1976 – 1999, de la grande sécheresse de l'été 1976 comme une annonce du dérèglement climatique à venir, à la tempête dévastatrice du dernier jour de 1999 comme une fin des temps, celle d'Alexandre, éleveur bovin quadragénaire, qui semble attendre l'arrivée des gendarmes. le premier chapitre fait peser une tension et un suspense qui planera durant tout le roman, juste par la force du mot «  détonateur ». A partir de là, c'est toute l'histoire d'Alexandre, de sa famille d'agriculteurs, qui se déroule pour comprendre les mécanismes profonds qui ont conduit Alexandre à cette radicalité annihilatrice.

Le roman dresse un panorama complet à hauteur d'homme d'une agriculture bouleversée par la mondialisation et par trente ans de mutations souvent insensées : de la mort de la polyculture familiale à l'élevage intensif, de l'exode rural à la crise de la vache folle, des paysans activistes d'extrême-gauche à la pression des grandes surfaces qui dérégulent les pratiques, de la désertification des campagnes à la dévitalisation des terres gavées d'ammonitrates. le choix de démarrer ce récit en 1976 est très pertinent car c'est aux alentours de cette période que s'accélère la mondialisation de façon irréversible jusqu'à une folie vertigineuse.

Serge Joncour est un maitre en matière de restitution de toute une époque, multipliant, en plus des thématiques évoquées précédemment, les références à l'histoire de France ( élection de François Mitterrand, nuage de Tchernobyl, marée noire d'Erika ) mais aussi à une culture d'époque ( des téléphones en bakélite en passant par les supermarchés Mammouth ). C'est extrêmement précis, ça bouillonne de vie de partout … peut-trop d'ailleurs par moment, j'aurai aimé voir certains thèmes plus approfondis, mais le projet de l'auteur est d'en faire un cadre dense à son intrigue romanesque.
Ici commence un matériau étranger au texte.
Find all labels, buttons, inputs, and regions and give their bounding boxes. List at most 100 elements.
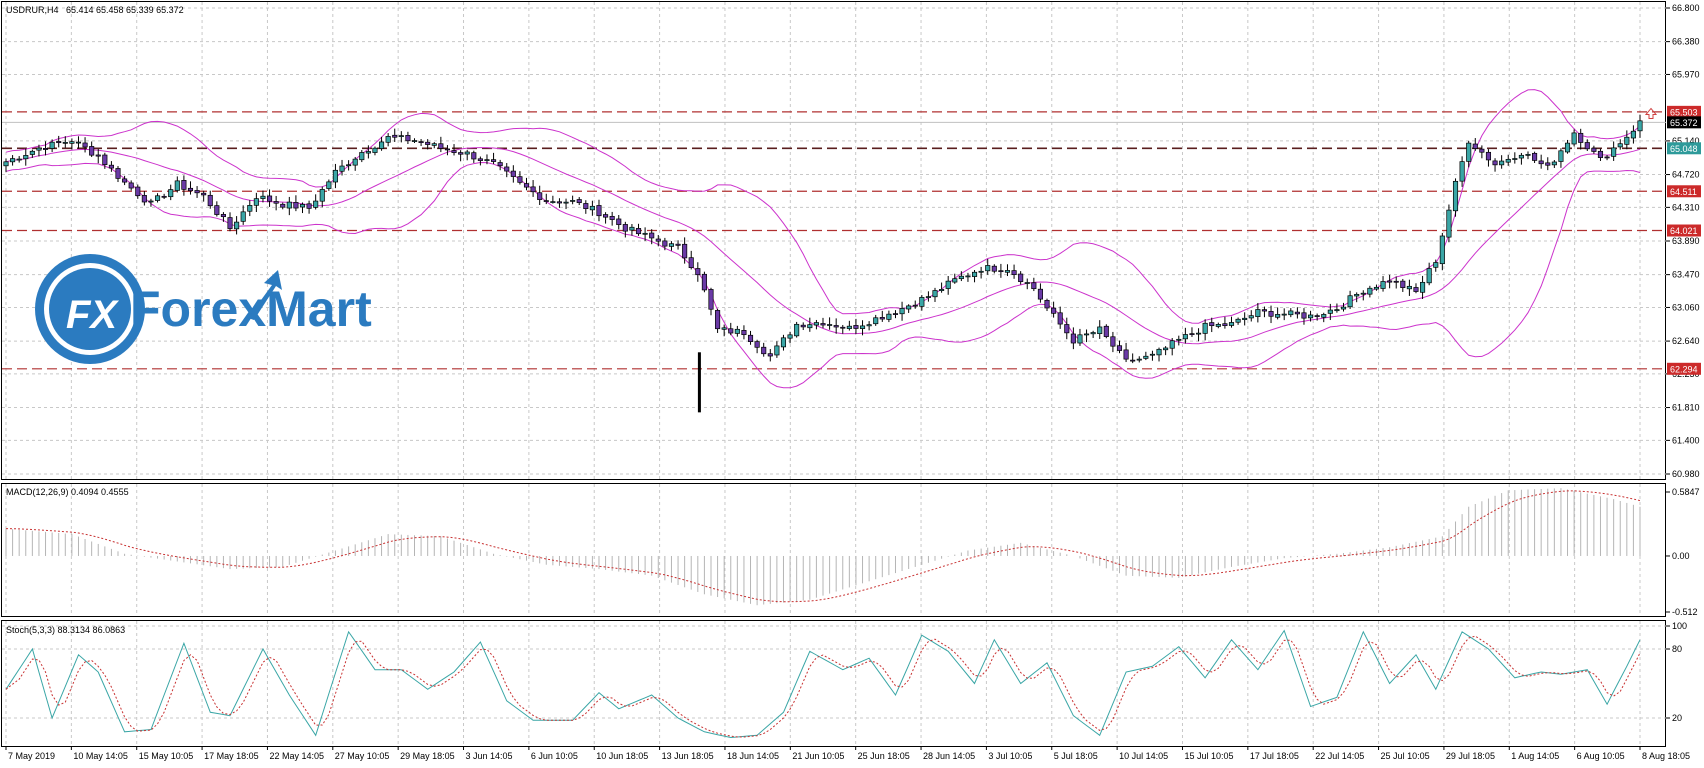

Car du romanesque, il y en a. On n'est absolument pas dans le récit froid et désincarné d'une époque. Les personnages sont magnifiquement campés, à commencer par l'attachant Alexandre, un superbe personnage que l'on voit grandir, réfléchir, se remettre en question puis s'insurger, lui qui traverse les transformations d'un monde paysan qu'il croyait immuable et qu'il voit menacer de toutes parts. Et puis il y a son histoire d'amour avec Constanze, d'un romantisme fou, atypique et puissante.

En fait, cette épopée rurale est un hymne célébrant la poésie de la vie et de la nature, superbement décrite, enveloppant les personnages de sa bienveillance. Comme le titre l'indique, l'homme n'est pas un élément dissociée du décor, il est un élément du décor, il est un parmi les végétaux et les animaux. Serge Joncour donne une dimension quasi animiste à la terre, animée de forces qu'on ressent pour peu qu'on vive à son contact. Pour autant, ce roman terrien et sensible à la fibre écolo n'est jamais naïvement passéiste ou réactionnaire. Il est juste d'une grande acuité pour nous faire réfléchir sur le monde dans lequel nous souhaitons vivre, sonnant avec subtilité le réveil des consciences et de l'indignation légitime face aux travers de notre époque. Je regrette juste une écriture un peu terne qui ne m'a pas emportée autant que le sujet.